Universitas Teknokrat Indonesia (UTI)/Ist
Universitas Teknokrat Indonesia (UTI)/Ist

Bermula akibat tidak memiliki sekretariat himpunan mahasiswa, Iqbal Surya Putra bersama temannya yang juga Jurusan Teknik Sipil Universitas Teknokrat Indonesia (UTI) Kota Bandarlampung, dipinjamkan sebidang lahan untuk dijadikan tempat diskusi dan belajar oleh pemilik kantin.


"Karena merasa nyaman, kami bangun bangunan semi permanen untuk tempat kumpul dan berdiskusi. Bangunan itukan dibangun atas nama sekretariat himpunan mahasiswa teknik sipil," kata Iqbal, Kamis (15/4). 

Tak jarang, beberapa mahasiswa menginap di sekretariat tersebut. Namun mungkin karena ada warga yang merasa terganggu, Babinkamtibmas mendapatkan sekretariat dengan tuduhan menjadikan tempat itu untuk mabuk dan menginapkan cewek.

"Padahal kami punya aturan di sekret itu maksimal cewek itu pukul 21.00 WIB, lebihnya steril gak ada. Babinkamtibmas pun tidak menemukan apa-apa pada sekret kami," ujarnya. 

Hingga akhirnya, sekretariat tersebut ditutup paksa oleh Babinkamtibmas bersama aparatur setempat. 

Tak berselang lama, surat keterangan skorsing selama dua semester ia terima. Iqbal mengaku kaget dan bingung, lantaran tak pernah melakukan kesalahan apapun. 

"Berdasarkan surat skorsing itu, perkumpulan kami dianggap radikalisme dan kami dianggap seperti preman," jelasnya. 

Namun yang disayangkan, kata Iqbal, tidak ada peringatan secara tertulis dari pihak kampus sebelum dijatuhkan hukuman skorsing. 

"Kami sempat memberikan surat keberadaan prihal skorsing tapi ditolak secara lisan, tanpa ada surat resmi dari rektor," ujarnya.

Sebelumnya, Iqbal mengaku selama ini pihak kampus tidak menyediakan sekretariat untuk setiap himpunan mahasiswa. 

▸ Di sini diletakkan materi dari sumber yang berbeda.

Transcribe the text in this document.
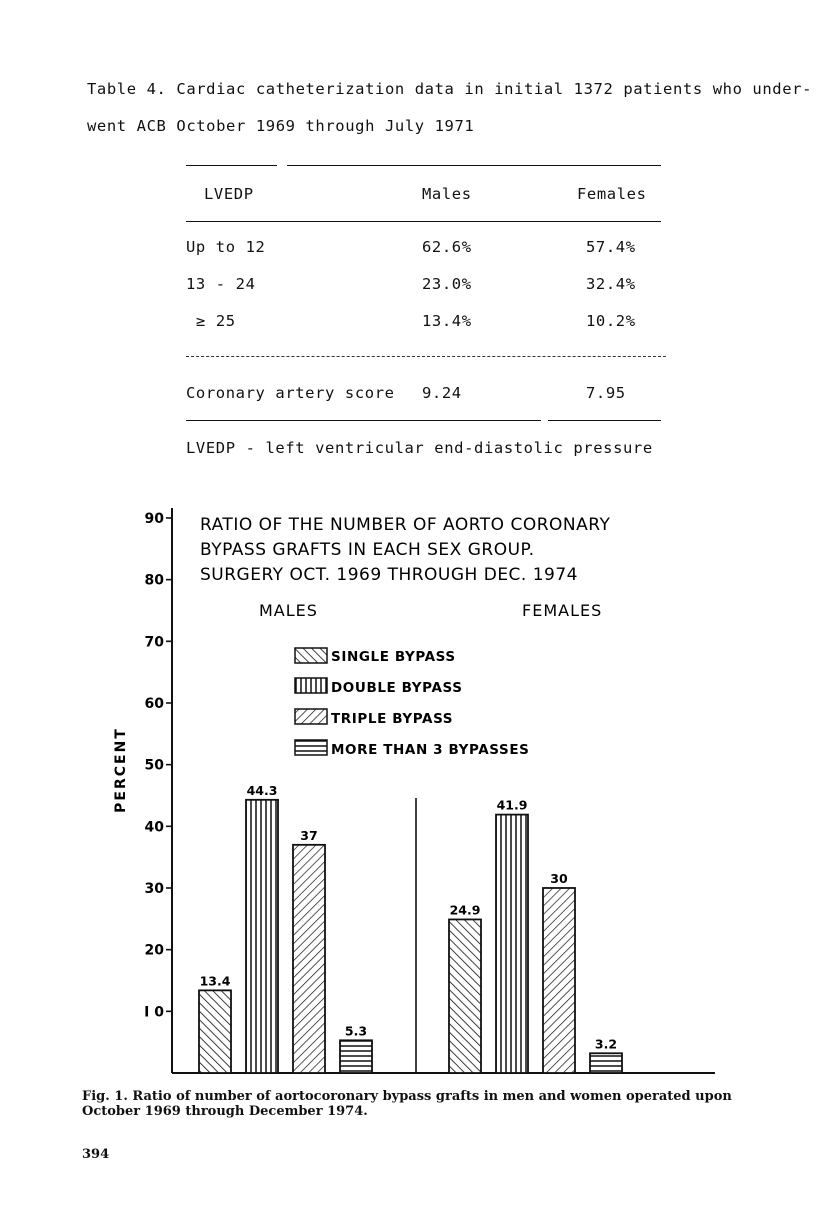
Table 4. Cardiac catheterization data in initial 1372 patients who under-
went ACB October 1969 through July 1971
LVEDP	Males	Females
Up to 12	62.6%	57.4%
13 - 24	23.0%	32.4%
≥ 25	13.4%	10.2%
Coronary artery score 9.24	7.95
LVEDP - left ventricular end-diastolic pressure
PERCENT
RATIO OF THE NUMBER OF AORTO CORONARY
BYPASS GRAFTS IN EACH SEX GROUP.
SURGERY OCT. 1969 THROUGH DEC. 1974
MALES	FEMALES
SINGLE BYPASS
DOUBLE BYPASS
TRIPLE BYPASS
MORE THAN 3 BYPASSES
I 0
20
30
40
50
60
70
80
90
13.4
44.3
37
5.3
24.9
41.9
30
3.2
Fig. 1. Ratio of number of aortocoronary bypass grafts in men and women operated upon October 1969 through December 1974.
394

"Jadi kebanyak menyewa kosan. Pernah minta ke pihak kampus, tanggapannya itukan ada ruangan kemahasiswaan kalau ingin diskusi. Tapi kami tolak, karena terlalu umum untuk meletakkan berkas penting kami," jelasnya. 

Berikut ini kesembilan mahasiswa yang diskorsing dan drop out oleh UTI:

1. Vernanda Ade Vamula angkatan 2017 sanski DO

2. Ulil Absor abdalla angkatan 2017 sanksi DO

3. Agung Fernando Habeahan angkatan 2017 sanksi DO

4. Iqbal Surya Putra  angkatan 2017 sanski scorsing dua semester

5. Ahmad Mu'fatus Sifa'i angkatan 2017 scorsing dua semester 

6. Abdulah Azam  angkatan 2018 scorsing dua semester

7. Handri Kusuma  angkatam 2018 scorsing dua semester 

8. Afran Rasyid angkatan  2019 scorsing satu semester

9. Rahmad Wijaya angkatan 2019 scorsing dua semester.